Le jeune chasseur obéit avec beaucoup de répugnance et à contrecœur ; mais il connaissait trop bien les préjugés des habitants des frontières pour essayer de faire de nouvelles remontrances ; car, dans les circonstances où ils se trouvaient, elles pouvaient devenir dangereuses, et il était sûr qu’elles seraient inutiles. Il se mit donc à ramer silencieusement, et avec les mêmes précautions qu’il avait prises jusqu’alors ; et quand il fut arrivé à peu près à moitié de la largeur du lac, il détacha la seconde pirogue, qui dériva lentement vers le château, à la faveur du vent du sud. Cet expédient avait été adopté dans les deux cas, parce qu’on avait la certitude que la dérive ne pouvait porter les pirogues plus d’une lieue ou deux vers le nord avant le lever de l’aurore, et qu’alors il serait facile de les reprendre. Pour empêcher quelque sauvage errant dans les bois de se mettre à la nage pour s’en emparer et s’en servir, s’il les voyait, événement possible, mais fort peu probable, on en avait retiré toutes les rames.

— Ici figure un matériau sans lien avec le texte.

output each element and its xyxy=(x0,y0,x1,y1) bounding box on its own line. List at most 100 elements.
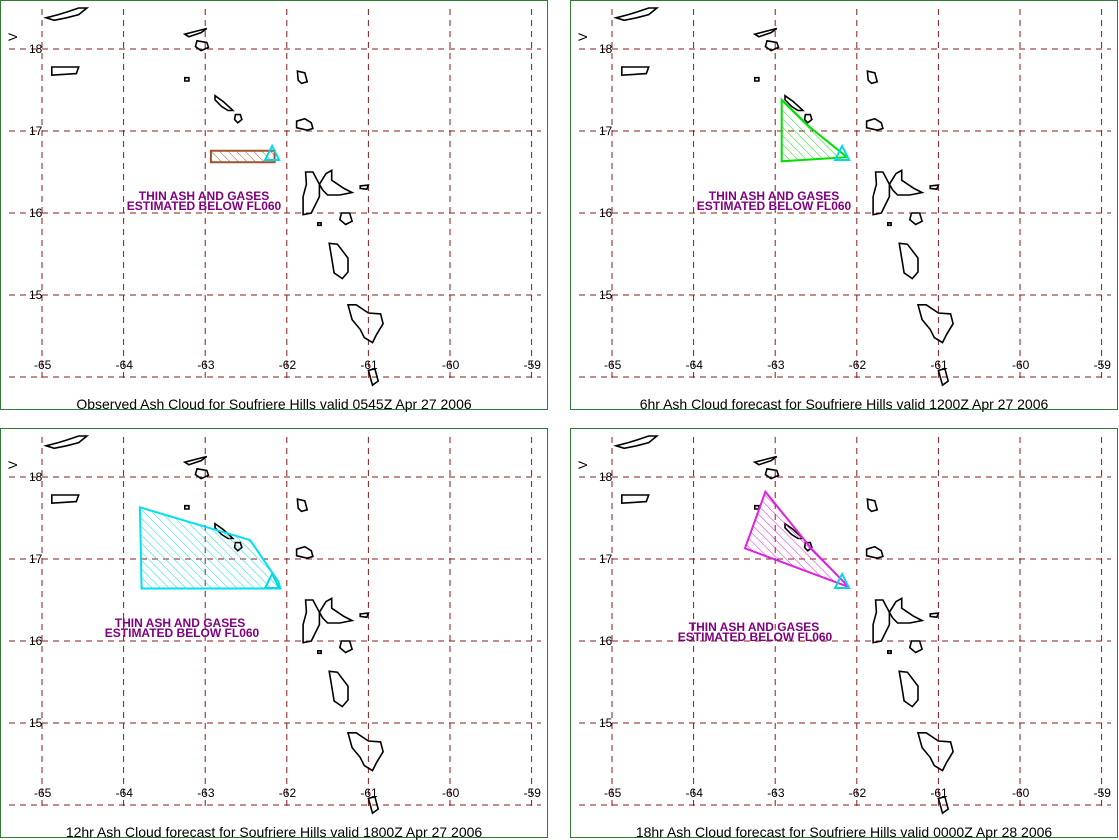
map-panel-18hr: V -65 -64 -63 -62 -61 -60 -59 18 17 16 15 THIN ASH A… xyxy=(570,428,1118,840)
lon-tick-label: -60 xyxy=(442,358,460,372)
lat-lon-grid xyxy=(579,9,1111,379)
island-st-martin xyxy=(764,467,780,480)
island-martinique xyxy=(346,303,384,344)
ash-label-line2: ESTIMATED BELOW FL060 xyxy=(127,199,282,213)
lat-tick-label: 16 xyxy=(599,206,613,220)
island-st-kitts xyxy=(214,94,235,112)
island-martinique xyxy=(346,731,384,772)
island-marie-galante xyxy=(908,640,924,654)
coastlines xyxy=(613,7,954,387)
island-dominica xyxy=(898,242,919,280)
lat-tick-label: 15 xyxy=(29,288,43,302)
lon-tick-label: -61 xyxy=(360,358,378,372)
lat-lon-grid xyxy=(9,9,541,379)
island-antigua xyxy=(865,545,884,560)
island-barbuda xyxy=(296,498,309,513)
ash-label-line1: THIN ASH AND GASES xyxy=(115,616,245,630)
island-antigua xyxy=(295,545,314,560)
north-arrow-icon: V xyxy=(576,461,590,469)
island-barbuda xyxy=(866,498,879,513)
lat-tick-label: 15 xyxy=(29,716,43,730)
lon-tick-label: -65 xyxy=(34,786,52,800)
lat-tick-label: 16 xyxy=(29,206,43,220)
lon-tick-label: -63 xyxy=(197,786,215,800)
island-anguilla xyxy=(182,27,208,38)
lon-tick-label: -61 xyxy=(930,786,948,800)
coastlines xyxy=(613,435,954,815)
island-nevis xyxy=(803,113,813,124)
island-guadeloupe-gt xyxy=(318,597,355,624)
island-dominica xyxy=(328,242,349,280)
island-st-croix xyxy=(620,494,650,505)
island-guadeloupe-gt xyxy=(318,169,355,196)
island-desirade xyxy=(929,612,940,619)
island-saba xyxy=(184,504,190,510)
island-desirade xyxy=(359,184,370,191)
island-anguilla xyxy=(752,455,778,466)
map-canvas: V -65 -64 -63 -62 -61 -60 -59 18 17 16 15 THIN ASH A… xyxy=(6,435,542,815)
lat-tick-label: 17 xyxy=(599,124,613,138)
island-guadeloupe-gt xyxy=(888,169,925,196)
island-les-saintes xyxy=(886,650,892,655)
island-st-croix xyxy=(620,66,650,77)
island-st-martin xyxy=(764,39,780,52)
coastlines xyxy=(43,7,384,387)
island-barbuda xyxy=(866,70,879,85)
island-st-croix xyxy=(50,494,80,505)
island-st-croix xyxy=(50,66,80,77)
volcano-icon xyxy=(263,571,281,589)
island-martinique xyxy=(916,303,954,344)
volcano-icon xyxy=(833,143,851,161)
lon-tick-label: -60 xyxy=(1012,786,1030,800)
lon-tick-label: -64 xyxy=(686,358,704,372)
map-panel-12hr: V -65 -64 -63 -62 -61 -60 -59 18 17 16 15 THIN ASH A… xyxy=(0,428,548,840)
island-st-martin xyxy=(194,39,210,52)
panel-caption: 12hr Ash Cloud forecast for Soufriere Hi… xyxy=(65,824,483,840)
island-anguilla xyxy=(752,27,778,38)
island-st-lucia xyxy=(937,795,950,815)
island-desirade xyxy=(929,184,940,191)
lon-tick-label: -64 xyxy=(116,358,134,372)
panel-caption: Observed Ash Cloud for Soufriere Hills v… xyxy=(76,396,472,412)
lat-tick-label: 18 xyxy=(599,470,613,484)
island-anguilla xyxy=(182,455,208,466)
ash-label-line2: ESTIMATED BELOW FL060 xyxy=(697,199,852,213)
island-marie-galante xyxy=(338,640,354,654)
island-st-kitts xyxy=(784,94,805,112)
map-panel-observed: V -65 -64 -63 -62 -61 -60 -59 18 17 16 15 THIN ASH A… xyxy=(0,0,548,412)
north-arrow-icon: V xyxy=(6,461,20,469)
north-arrow-icon: V xyxy=(576,33,590,41)
lat-tick-label: 17 xyxy=(29,552,43,566)
lat-tick-label: 15 xyxy=(599,288,613,302)
panel-caption: 6hr Ash Cloud forecast for Soufriere Hil… xyxy=(639,396,1049,412)
lon-tick-label: -63 xyxy=(197,358,215,372)
lat-tick-label: 18 xyxy=(599,42,613,56)
island-virgin-is xyxy=(613,435,660,450)
lat-tick-label: 17 xyxy=(29,124,43,138)
lon-tick-label: -60 xyxy=(442,786,460,800)
lon-tick-label: -59 xyxy=(524,786,542,800)
ash-cloud-polygon xyxy=(138,505,282,590)
lat-lon-grid xyxy=(579,437,1111,807)
island-virgin-is xyxy=(613,7,660,22)
ash-label-line1: THIN ASH AND GASES xyxy=(709,189,839,203)
lon-tick-label: -59 xyxy=(1094,358,1112,372)
island-dominica xyxy=(898,670,919,708)
lon-tick-label: -62 xyxy=(849,786,867,800)
ash-cloud-polygon xyxy=(209,149,276,164)
map-canvas: V -65 -64 -63 -62 -61 -60 -59 18 17 16 15 THIN ASH A… xyxy=(576,435,1111,815)
island-st-lucia xyxy=(367,795,380,815)
island-marie-galante xyxy=(908,212,924,226)
volcano-icon xyxy=(833,571,851,589)
map-canvas: V -65 -64 -63 -62 -61 -60 -59 18 17 16 15 THIN ASH A… xyxy=(576,7,1112,387)
island-guadeloupe-bt xyxy=(302,171,321,216)
lat-tick-label: 16 xyxy=(599,634,613,648)
ash-label-line1: THIN ASH AND GASES xyxy=(689,620,819,634)
lon-tick-label: -64 xyxy=(116,786,134,800)
lon-tick-label: -63 xyxy=(767,358,785,372)
ash-cloud-polygon xyxy=(743,489,850,588)
island-barbuda xyxy=(296,70,309,85)
island-les-saintes xyxy=(886,222,892,227)
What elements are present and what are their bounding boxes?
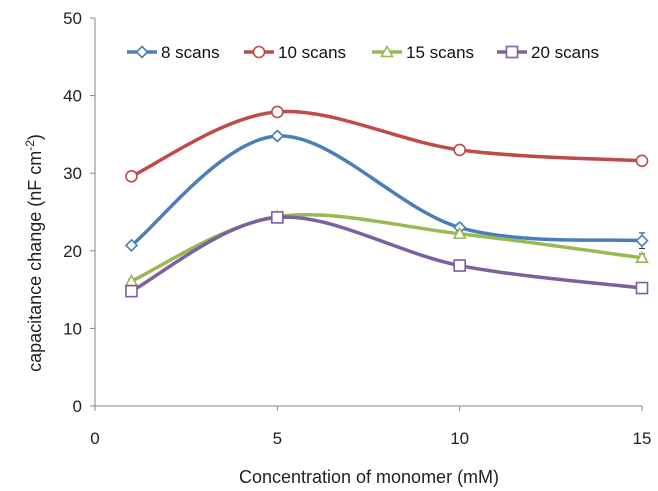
y-tick-label: 50 bbox=[63, 9, 82, 28]
legend-label: 15 scans bbox=[406, 43, 474, 62]
x-tick-label: 0 bbox=[90, 429, 99, 448]
y-tick-label: 0 bbox=[73, 397, 82, 416]
legend-item: 8 scans bbox=[127, 43, 220, 62]
legend-item: 10 scans bbox=[244, 43, 346, 62]
y-tick-label: 10 bbox=[63, 319, 82, 338]
data-point bbox=[125, 170, 138, 183]
y-axis-title-main: capacitance change (nF cm bbox=[25, 151, 45, 372]
y-axis-title: capacitance change (nF cm-2) bbox=[23, 134, 45, 372]
data-point bbox=[271, 211, 284, 224]
legend-marker bbox=[380, 44, 394, 58]
y-tick-label: 30 bbox=[63, 164, 82, 183]
series-line bbox=[129, 213, 644, 283]
data-point bbox=[635, 250, 649, 263]
data-point bbox=[270, 129, 284, 143]
data-point bbox=[453, 143, 466, 157]
data-point bbox=[124, 238, 139, 252]
series-group bbox=[124, 105, 649, 298]
series-20-scans bbox=[125, 211, 649, 298]
legend-label: 10 scans bbox=[278, 43, 346, 62]
y-axis-title-superscript: -2 bbox=[23, 140, 37, 151]
axes: 0 10 20 30 40 50 0 5 10 15 bbox=[63, 9, 651, 448]
series-line bbox=[129, 109, 644, 179]
y-tick-label: 40 bbox=[63, 87, 82, 106]
series-15-scans bbox=[124, 209, 649, 287]
legend-marker bbox=[505, 45, 519, 59]
data-point bbox=[635, 281, 649, 295]
x-tick-label: 10 bbox=[450, 429, 469, 448]
data-point bbox=[635, 234, 649, 248]
legend-label: 20 scans bbox=[531, 43, 599, 62]
series-10-scans bbox=[125, 105, 649, 183]
data-point bbox=[452, 226, 467, 239]
series-8-scans bbox=[124, 129, 649, 252]
y-axis-title-close: ) bbox=[25, 134, 45, 140]
legend: 8 scans 10 scans 15 scans 20 scans bbox=[127, 43, 599, 62]
data-point bbox=[271, 105, 284, 119]
x-tick-label: 5 bbox=[273, 429, 282, 448]
legend-item: 20 scans bbox=[497, 43, 599, 62]
data-point bbox=[635, 154, 649, 168]
x-tick-label: 15 bbox=[633, 429, 652, 448]
legend-marker bbox=[252, 45, 266, 59]
data-point bbox=[125, 284, 138, 298]
data-point bbox=[453, 259, 466, 272]
legend-marker bbox=[135, 45, 149, 59]
series-line bbox=[129, 134, 644, 248]
x-axis-title: Concentration of monomer (mM) bbox=[239, 467, 499, 487]
legend-label: 8 scans bbox=[161, 43, 220, 62]
series-line bbox=[129, 215, 644, 293]
y-tick-label: 20 bbox=[63, 242, 82, 261]
legend-item: 15 scans bbox=[372, 43, 474, 62]
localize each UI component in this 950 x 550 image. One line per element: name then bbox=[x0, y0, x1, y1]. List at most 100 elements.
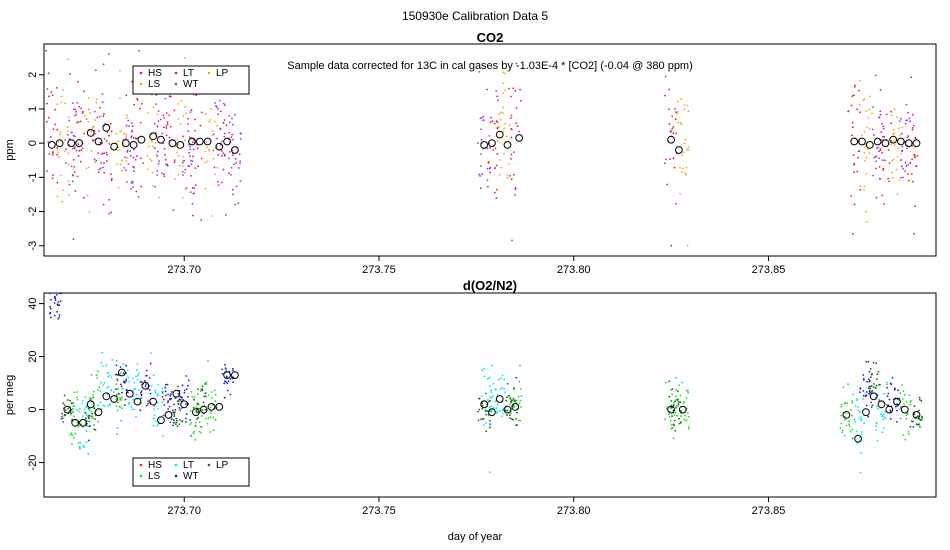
data-point bbox=[217, 184, 220, 187]
data-point bbox=[875, 155, 877, 158]
data-point bbox=[489, 423, 491, 425]
data-point bbox=[65, 409, 67, 411]
data-point bbox=[116, 401, 119, 404]
data-point bbox=[854, 84, 856, 87]
data-point bbox=[895, 116, 898, 119]
data-point bbox=[98, 386, 101, 389]
data-point bbox=[55, 294, 58, 296]
data-point bbox=[875, 421, 878, 424]
data-point bbox=[883, 393, 885, 395]
data-point bbox=[78, 105, 81, 108]
mean-marker bbox=[678, 405, 687, 414]
data-point bbox=[157, 393, 159, 395]
legend-label: LS bbox=[148, 79, 161, 90]
data-point bbox=[115, 388, 118, 391]
data-point bbox=[516, 411, 518, 414]
data-point bbox=[116, 393, 119, 396]
data-point bbox=[167, 408, 170, 410]
data-point bbox=[858, 436, 861, 439]
data-point bbox=[197, 411, 199, 414]
data-point bbox=[674, 118, 677, 121]
data-point bbox=[85, 441, 88, 443]
data-point bbox=[81, 402, 83, 405]
data-point bbox=[94, 161, 96, 164]
data-point bbox=[158, 196, 161, 199]
data-point bbox=[104, 405, 106, 407]
data-point bbox=[193, 396, 196, 398]
data-point bbox=[153, 405, 156, 407]
data-point bbox=[185, 375, 188, 377]
data-point bbox=[477, 419, 480, 422]
data-point bbox=[499, 387, 502, 390]
data-point bbox=[680, 98, 683, 101]
data-point bbox=[120, 419, 123, 422]
data-point bbox=[125, 135, 127, 138]
data-point bbox=[222, 168, 225, 171]
data-point bbox=[88, 409, 91, 411]
data-point bbox=[85, 430, 88, 433]
data-point bbox=[72, 147, 74, 150]
data-point bbox=[893, 144, 896, 146]
data-point bbox=[890, 114, 893, 117]
data-point bbox=[130, 187, 133, 190]
data-point bbox=[190, 175, 192, 177]
data-point bbox=[201, 385, 204, 388]
data-point bbox=[864, 146, 867, 149]
data-point bbox=[88, 420, 91, 423]
data-point bbox=[496, 126, 499, 129]
data-point bbox=[222, 152, 225, 155]
data-point bbox=[904, 438, 907, 441]
data-point bbox=[875, 384, 878, 387]
data-point bbox=[199, 124, 202, 127]
data-point bbox=[125, 160, 128, 163]
data-point bbox=[478, 397, 481, 400]
data-point bbox=[873, 134, 875, 137]
data-point bbox=[517, 419, 520, 422]
data-point bbox=[876, 373, 879, 376]
data-point bbox=[183, 159, 186, 162]
data-point bbox=[60, 101, 62, 104]
data-point bbox=[882, 127, 885, 130]
data-point bbox=[672, 157, 675, 160]
data-point bbox=[157, 423, 160, 425]
data-point bbox=[232, 193, 235, 196]
data-point bbox=[101, 365, 104, 367]
data-point bbox=[232, 369, 234, 372]
data-point bbox=[163, 147, 166, 150]
data-point bbox=[684, 414, 686, 417]
data-point bbox=[107, 405, 109, 407]
data-point bbox=[81, 112, 84, 115]
data-point bbox=[503, 152, 505, 155]
data-point bbox=[677, 403, 680, 406]
data-point bbox=[904, 161, 907, 164]
data-point bbox=[672, 132, 675, 135]
data-point bbox=[511, 399, 513, 402]
co2-xticks: 273.70 273.75 273.80 273.85 bbox=[167, 256, 785, 276]
data-point bbox=[177, 173, 180, 176]
data-point bbox=[488, 471, 491, 474]
data-point bbox=[74, 135, 76, 138]
data-point bbox=[499, 118, 502, 121]
legend-swatch bbox=[139, 82, 143, 86]
data-point bbox=[846, 402, 848, 405]
data-point bbox=[157, 162, 160, 165]
data-point bbox=[209, 416, 212, 419]
data-point bbox=[102, 166, 104, 169]
data-point bbox=[102, 404, 105, 407]
data-point bbox=[174, 397, 177, 399]
mean-marker bbox=[850, 137, 859, 146]
legend-label: HS bbox=[148, 460, 162, 471]
data-point bbox=[47, 141, 50, 143]
data-point bbox=[200, 157, 203, 160]
data-point bbox=[211, 134, 214, 137]
data-point bbox=[49, 311, 52, 314]
data-point bbox=[513, 400, 516, 402]
data-point bbox=[182, 135, 185, 138]
data-point bbox=[869, 391, 871, 394]
data-point bbox=[851, 414, 853, 417]
data-point bbox=[677, 401, 680, 403]
data-point bbox=[173, 159, 176, 162]
data-point bbox=[66, 126, 69, 129]
data-point bbox=[879, 89, 882, 91]
data-point bbox=[509, 412, 512, 415]
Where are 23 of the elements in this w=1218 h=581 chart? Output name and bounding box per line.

Après avoir vu la pirogue partir à la dérive, Deerslayer tourna le cap de la sienne vers la pointe, du côté qui lui avait été indiqué par Hurry. La petite nacelle était si légère, et le bras du rameur si vigoureux, qu’avant que dix minutes se fussent écoulées, il était déjà près de la terre. Dès qu’il entrevit les roseaux qui croissaient dans l’eau jusqu’à environ cent pieds du rivage, il arrêta sa pirogue en saisissant la tige flexible, mais fortement enracinée, d’une de ces plantes. Il y resta ainsi, attendant avec une inquiétude qu’il est aisé de s’imaginer, le résultat de entreprise hasardeuse de ses compagnons.

Il serait difficile de faire concevoir à ceux qui n’en ont jamais été témoins, la sublimité du silence dans une solitude aussi profonde que celle du lac de Glimmerglass. Cette sublimité s’augmentait encore par l’effet des ténèbres de la nuit, qui remplissait de formes obscures et fantastiques le lac, la forêt et les montagnes. Il n’est pas facile de se faire une idée d’un endroit plus propre à rendre encore plus fortes ces impressions naturelles, que celui qu’occupait alors Deerslayer. La circonférence du lac était assez limitée pour être à la portée des sens de l’homme, et même en ce moment l’œil en voyait suffisamment une partie des contours, pour que cette scène imposante produisît un effet solennel. Comme nous l’avons déjà dit, c’était le premier lac que Deerslayer eût jamais vu. Il ne connaissait que le cours des rivières et des ruisseaux, et il n’avait jamais vu la solitude, qu’il aimait tant, se présenter à lui sur un si grand cadre. Cependant, accoutumé aux forêts, il était en état de s’en représenter les mystères tandis qu’il examinait la vaste surface de leur feuillage. C’était aussi la première fois qu’il avait suivi une piste qui pouvait conduire à la mort de ses semblables. Il avait souvent entendu raconter des traditions sur les guerres des frontières, mais il n’avait jamais fait face à un ennemi.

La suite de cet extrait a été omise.